Last updated: 14 November 2019
Just a few days ago, America’s favorite home improvement store – The Home Depot – revealed a substantial data breach. Hackers had stolen 56 million credit card account details and around 53 million customer email addresses last year after gaining access via a contractor’s electronic billing account.
Upon discovery last April, and before an official investigation could take place, the retailer’s knee-jerk reaction was to blame its Windows operating system for the breach and transferred its executives over to Apple iOS with replacement MacBook laptops and iPhones. Or “bat phones” as they called them.

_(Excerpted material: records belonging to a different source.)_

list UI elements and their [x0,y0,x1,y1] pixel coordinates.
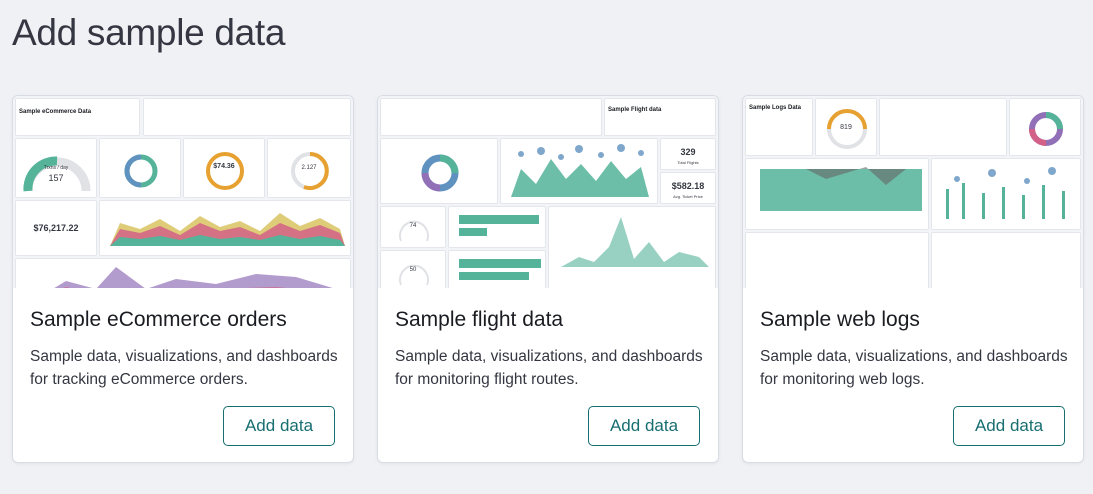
flight-dashboard-preview: Sample Flight data 329 Total Flights $582… [378,96,718,288]
avg-spend: $74.36 [213,163,235,170]
cancellations-value: 50 [409,267,417,273]
delays-value: 74 [409,223,417,229]
sample-web-logs-card[interactable]: Sample Logs Data 819 Sample web logs Sam… [742,95,1084,463]
gauge-value: 157 [48,173,64,183]
avg-ticket-price-label: Avg. Ticket Price [673,194,703,199]
sample-flight-card[interactable]: Sample Flight data 329 Total Flights $582… [377,95,719,463]
ecommerce-dashboard-preview: Sample eCommerce Data Trxns / day 157 $7… [13,96,353,288]
sample-ecommerce-card[interactable]: Sample eCommerce Data Trxns / day 157 $7… [12,95,354,463]
add-data-button[interactable]: Add data [953,406,1065,446]
card-description: Sample data, visualizations, and dashboa… [30,348,338,388]
page-title: Add sample data [12,12,286,53]
total-flights-label: Total Flights [677,160,699,165]
total-flights: 329 [680,147,696,157]
avg-ticket-price: $582.18 [671,181,705,191]
add-data-button[interactable]: Add data [223,406,335,446]
gauge-label: Trxns / day [43,165,69,171]
thumb-heading: Sample Logs Data [749,105,802,111]
add-data-button[interactable]: Add data [588,406,700,446]
card-description: Sample data, visualizations, and dashboa… [395,348,703,388]
card-title: Sample eCommerce orders [30,308,287,331]
gauge-value: 819 [840,124,852,131]
avg-items: 2.127 [301,165,317,171]
card-description: Sample data, visualizations, and dashboa… [760,348,1068,388]
card-title: Sample flight data [395,308,564,331]
total-revenue: $76,217.22 [33,223,79,233]
card-title: Sample web logs [760,308,920,331]
web-logs-dashboard-preview: Sample Logs Data 819 [743,96,1083,288]
thumb-heading: Sample eCommerce Data [19,109,92,115]
thumb-heading: Sample Flight data [608,107,662,113]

This was no doubt an expensive and complicated exercise. However, the investigation subsequently revealed the breach could be traced to “patient zero”, a server at a store south of Miami. It seems hackers used a user’s username and password to enter the retailer’s network before conducting an active directory privilege escalation attack to deploy malware. Granted, in a Mac environment the malware wouldn’t have worked, but a user who gained access to your environment by cracking the username and password could still have wreaked havoc.
As I explained last month, modern executives need to be trained to pick a prolific and highly-personal password, treat their devices and documents with the caution they deserve and be educated on the importance of security.
Home Depot would have been better to invest in access control, ID protection and email data encryption. Even a state of the art “bat phone” can’t save you if one of your employee’s passwords is ‘password’!